4. Yabancı Yatırımcılar için İşlem Kolaylığı\ Türkiye Cumhuriyeti vatandaşı olmayıp Türkiye’de gayrimenkul satın almak suretiyle yatırım gerçekleştirmek isteyen kişiler zaman zaman yasal engellerle karşılaşabilmektedir. Örneğin; 2644 s. Tapu Kanunu uyarınca tüm yabancılar değil; yalnızca Cumhurbaşkanlığı tarafından belirlenen ülkelerin vatandaşları Türkiye’de taşınmaz elde edebilmektedir. Keza, bu listede yer alan bazı ülkelerin vatandaşlarının, taşınmaz elde edebilmek için evvelce ikamet izni alması da gerekebilmektedir. Bunların yanında, taşınmaz devir işlemleri ancak tapu sicil müdürlüğü huzurunda yapılabildiğinden, Türkiye’ye gelmeksizin bu yatırımı yapmak isteyen yabancı yatırımcıların tek seçeneği bu işlemi vekalet aracılığıyla yaptırmak olmakta ve bu durum ise yabancı yatırımcılar nezdinde soru işaretlerine yol açabilmektedir.

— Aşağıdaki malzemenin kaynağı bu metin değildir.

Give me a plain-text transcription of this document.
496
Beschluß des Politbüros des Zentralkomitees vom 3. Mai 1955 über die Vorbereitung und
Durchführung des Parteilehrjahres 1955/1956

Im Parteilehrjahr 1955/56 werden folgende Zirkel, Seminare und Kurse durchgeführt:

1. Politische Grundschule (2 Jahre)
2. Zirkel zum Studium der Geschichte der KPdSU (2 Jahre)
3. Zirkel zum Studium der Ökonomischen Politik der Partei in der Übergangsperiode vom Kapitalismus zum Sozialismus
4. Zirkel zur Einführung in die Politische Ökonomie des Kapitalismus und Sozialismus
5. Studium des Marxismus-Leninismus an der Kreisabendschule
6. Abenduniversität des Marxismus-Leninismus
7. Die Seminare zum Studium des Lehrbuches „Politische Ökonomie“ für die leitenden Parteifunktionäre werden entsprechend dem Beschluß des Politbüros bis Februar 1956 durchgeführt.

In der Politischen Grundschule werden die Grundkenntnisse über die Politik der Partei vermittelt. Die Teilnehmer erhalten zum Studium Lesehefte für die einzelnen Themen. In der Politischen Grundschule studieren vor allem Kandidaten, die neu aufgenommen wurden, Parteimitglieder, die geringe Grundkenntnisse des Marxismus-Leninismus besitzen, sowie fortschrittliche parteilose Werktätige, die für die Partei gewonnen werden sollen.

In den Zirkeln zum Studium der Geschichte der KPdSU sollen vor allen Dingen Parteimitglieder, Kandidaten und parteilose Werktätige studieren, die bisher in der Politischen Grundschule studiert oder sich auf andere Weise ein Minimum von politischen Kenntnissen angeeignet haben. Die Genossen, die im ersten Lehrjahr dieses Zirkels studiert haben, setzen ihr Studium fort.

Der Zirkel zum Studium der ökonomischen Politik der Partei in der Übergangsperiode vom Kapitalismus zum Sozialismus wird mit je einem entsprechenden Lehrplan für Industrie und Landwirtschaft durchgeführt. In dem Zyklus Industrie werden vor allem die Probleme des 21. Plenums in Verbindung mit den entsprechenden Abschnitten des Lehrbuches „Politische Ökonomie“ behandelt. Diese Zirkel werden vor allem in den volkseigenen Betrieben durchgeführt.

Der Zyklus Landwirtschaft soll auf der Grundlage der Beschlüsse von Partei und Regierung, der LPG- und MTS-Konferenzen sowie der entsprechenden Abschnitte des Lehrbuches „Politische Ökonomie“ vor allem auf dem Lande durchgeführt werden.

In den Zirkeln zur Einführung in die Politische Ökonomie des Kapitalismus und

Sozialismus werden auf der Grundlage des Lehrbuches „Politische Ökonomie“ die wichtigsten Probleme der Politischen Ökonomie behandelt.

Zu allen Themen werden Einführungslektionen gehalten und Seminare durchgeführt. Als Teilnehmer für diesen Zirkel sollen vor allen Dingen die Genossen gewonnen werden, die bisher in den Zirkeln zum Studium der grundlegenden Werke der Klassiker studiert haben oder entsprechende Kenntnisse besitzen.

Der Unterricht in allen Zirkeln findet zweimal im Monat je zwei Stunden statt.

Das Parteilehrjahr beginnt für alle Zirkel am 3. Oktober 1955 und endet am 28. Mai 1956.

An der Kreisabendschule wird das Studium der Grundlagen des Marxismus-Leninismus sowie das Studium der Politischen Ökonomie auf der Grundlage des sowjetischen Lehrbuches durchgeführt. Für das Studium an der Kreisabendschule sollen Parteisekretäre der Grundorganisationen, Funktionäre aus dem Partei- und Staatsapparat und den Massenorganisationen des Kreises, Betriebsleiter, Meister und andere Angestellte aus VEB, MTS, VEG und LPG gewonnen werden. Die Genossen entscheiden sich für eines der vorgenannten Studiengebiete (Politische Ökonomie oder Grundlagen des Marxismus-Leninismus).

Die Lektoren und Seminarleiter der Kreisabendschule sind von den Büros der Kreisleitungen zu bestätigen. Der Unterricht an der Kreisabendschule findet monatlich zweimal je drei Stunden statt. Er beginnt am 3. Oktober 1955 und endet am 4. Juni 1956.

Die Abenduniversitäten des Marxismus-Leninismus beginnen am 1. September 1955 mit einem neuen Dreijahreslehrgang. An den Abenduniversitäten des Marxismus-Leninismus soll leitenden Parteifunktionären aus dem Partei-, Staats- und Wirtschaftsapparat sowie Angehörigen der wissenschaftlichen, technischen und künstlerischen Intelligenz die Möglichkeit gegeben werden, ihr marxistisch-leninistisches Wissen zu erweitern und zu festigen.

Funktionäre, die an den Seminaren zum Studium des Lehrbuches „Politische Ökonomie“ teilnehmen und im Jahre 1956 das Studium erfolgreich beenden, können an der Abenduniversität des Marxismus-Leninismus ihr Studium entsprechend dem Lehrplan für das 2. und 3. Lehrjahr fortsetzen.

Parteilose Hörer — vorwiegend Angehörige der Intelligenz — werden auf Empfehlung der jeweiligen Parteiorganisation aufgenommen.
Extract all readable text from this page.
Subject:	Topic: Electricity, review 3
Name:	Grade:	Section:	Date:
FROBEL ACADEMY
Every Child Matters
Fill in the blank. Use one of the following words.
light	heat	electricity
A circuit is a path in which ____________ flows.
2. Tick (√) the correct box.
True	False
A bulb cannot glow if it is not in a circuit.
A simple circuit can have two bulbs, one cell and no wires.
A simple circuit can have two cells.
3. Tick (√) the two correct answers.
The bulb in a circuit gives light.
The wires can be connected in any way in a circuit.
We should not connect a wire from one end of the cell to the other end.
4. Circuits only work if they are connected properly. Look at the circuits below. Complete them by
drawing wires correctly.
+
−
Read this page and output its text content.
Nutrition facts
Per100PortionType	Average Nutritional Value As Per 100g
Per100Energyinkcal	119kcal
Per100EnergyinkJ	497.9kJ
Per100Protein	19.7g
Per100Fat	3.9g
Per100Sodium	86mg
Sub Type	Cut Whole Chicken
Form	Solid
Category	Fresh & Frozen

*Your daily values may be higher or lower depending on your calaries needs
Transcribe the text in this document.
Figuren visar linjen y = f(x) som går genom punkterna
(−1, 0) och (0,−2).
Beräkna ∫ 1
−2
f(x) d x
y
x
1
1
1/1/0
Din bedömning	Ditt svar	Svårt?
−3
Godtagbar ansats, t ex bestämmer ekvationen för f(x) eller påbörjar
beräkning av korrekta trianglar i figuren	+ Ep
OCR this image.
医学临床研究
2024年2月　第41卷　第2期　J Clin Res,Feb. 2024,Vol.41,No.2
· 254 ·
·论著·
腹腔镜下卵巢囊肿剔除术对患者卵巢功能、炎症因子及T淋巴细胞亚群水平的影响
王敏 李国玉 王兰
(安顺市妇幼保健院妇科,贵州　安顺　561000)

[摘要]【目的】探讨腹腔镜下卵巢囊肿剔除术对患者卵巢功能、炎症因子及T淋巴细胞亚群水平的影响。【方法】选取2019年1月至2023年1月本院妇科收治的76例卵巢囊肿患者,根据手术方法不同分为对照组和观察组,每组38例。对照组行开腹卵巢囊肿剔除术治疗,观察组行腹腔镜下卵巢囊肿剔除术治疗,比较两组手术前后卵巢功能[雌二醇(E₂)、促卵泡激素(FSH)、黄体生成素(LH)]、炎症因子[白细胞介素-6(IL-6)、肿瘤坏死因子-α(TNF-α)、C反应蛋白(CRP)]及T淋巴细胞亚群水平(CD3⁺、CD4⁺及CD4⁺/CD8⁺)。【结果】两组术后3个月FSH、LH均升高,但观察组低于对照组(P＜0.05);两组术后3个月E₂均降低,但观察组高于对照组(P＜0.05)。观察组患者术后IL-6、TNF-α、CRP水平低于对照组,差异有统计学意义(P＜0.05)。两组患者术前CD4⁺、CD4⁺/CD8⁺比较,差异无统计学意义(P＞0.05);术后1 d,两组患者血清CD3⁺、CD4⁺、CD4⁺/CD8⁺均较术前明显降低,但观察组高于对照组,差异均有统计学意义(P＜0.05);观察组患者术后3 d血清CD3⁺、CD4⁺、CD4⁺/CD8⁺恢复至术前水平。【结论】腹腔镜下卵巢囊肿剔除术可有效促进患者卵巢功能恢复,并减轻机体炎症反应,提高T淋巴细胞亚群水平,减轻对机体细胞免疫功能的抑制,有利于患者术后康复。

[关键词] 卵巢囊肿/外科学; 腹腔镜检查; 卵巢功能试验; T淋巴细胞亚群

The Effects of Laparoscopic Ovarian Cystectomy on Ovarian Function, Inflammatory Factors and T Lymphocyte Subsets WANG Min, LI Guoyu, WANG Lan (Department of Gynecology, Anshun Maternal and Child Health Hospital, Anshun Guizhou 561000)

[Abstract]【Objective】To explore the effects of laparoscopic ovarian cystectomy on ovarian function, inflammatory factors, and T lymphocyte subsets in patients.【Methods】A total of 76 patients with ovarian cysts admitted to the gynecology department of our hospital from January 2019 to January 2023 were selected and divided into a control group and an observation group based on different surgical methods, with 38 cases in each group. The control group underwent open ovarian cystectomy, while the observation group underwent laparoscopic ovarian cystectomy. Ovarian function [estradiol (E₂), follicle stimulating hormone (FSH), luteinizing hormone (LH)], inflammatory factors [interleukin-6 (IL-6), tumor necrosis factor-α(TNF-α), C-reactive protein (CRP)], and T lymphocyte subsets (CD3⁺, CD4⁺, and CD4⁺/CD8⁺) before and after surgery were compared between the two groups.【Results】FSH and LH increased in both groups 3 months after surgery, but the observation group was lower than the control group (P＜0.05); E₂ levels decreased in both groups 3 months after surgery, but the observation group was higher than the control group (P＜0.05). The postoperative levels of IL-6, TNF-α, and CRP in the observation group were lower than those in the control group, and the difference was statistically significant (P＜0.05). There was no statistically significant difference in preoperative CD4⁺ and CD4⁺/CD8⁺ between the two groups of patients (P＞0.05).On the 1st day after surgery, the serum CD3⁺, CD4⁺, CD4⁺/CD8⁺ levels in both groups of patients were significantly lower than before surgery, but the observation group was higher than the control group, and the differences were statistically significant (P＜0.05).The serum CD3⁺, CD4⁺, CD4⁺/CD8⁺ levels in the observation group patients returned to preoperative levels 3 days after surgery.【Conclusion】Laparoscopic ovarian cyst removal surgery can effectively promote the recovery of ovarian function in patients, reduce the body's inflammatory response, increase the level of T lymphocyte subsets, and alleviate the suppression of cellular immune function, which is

Yatırımın gayrimenkul yatırım fonu aracılığıyla yapılması, bu kaygıları bertaraf ederek yabancı yatırımcılar için işlem kolaylığı sağlamaktadır.

5. Miras Yönetiminde Kolaylık\ Yukarıda da belirtildiği gibi gayrimenkul yatırım fonunun portföyünde yer alan taşınmazların maliki, ilgili tapu dairelerinde gayrimenkul yatırım fonunun kendisi olarak kayıt edilmektedir. Bu durumda ise vefat halinde gayrimenkullerin intikali ve paylaştırılması süreçleri yerine katılma belgelerinin devri yöntemi çok daha pratik bir yöntem olarak avantaj sağlamaktadır.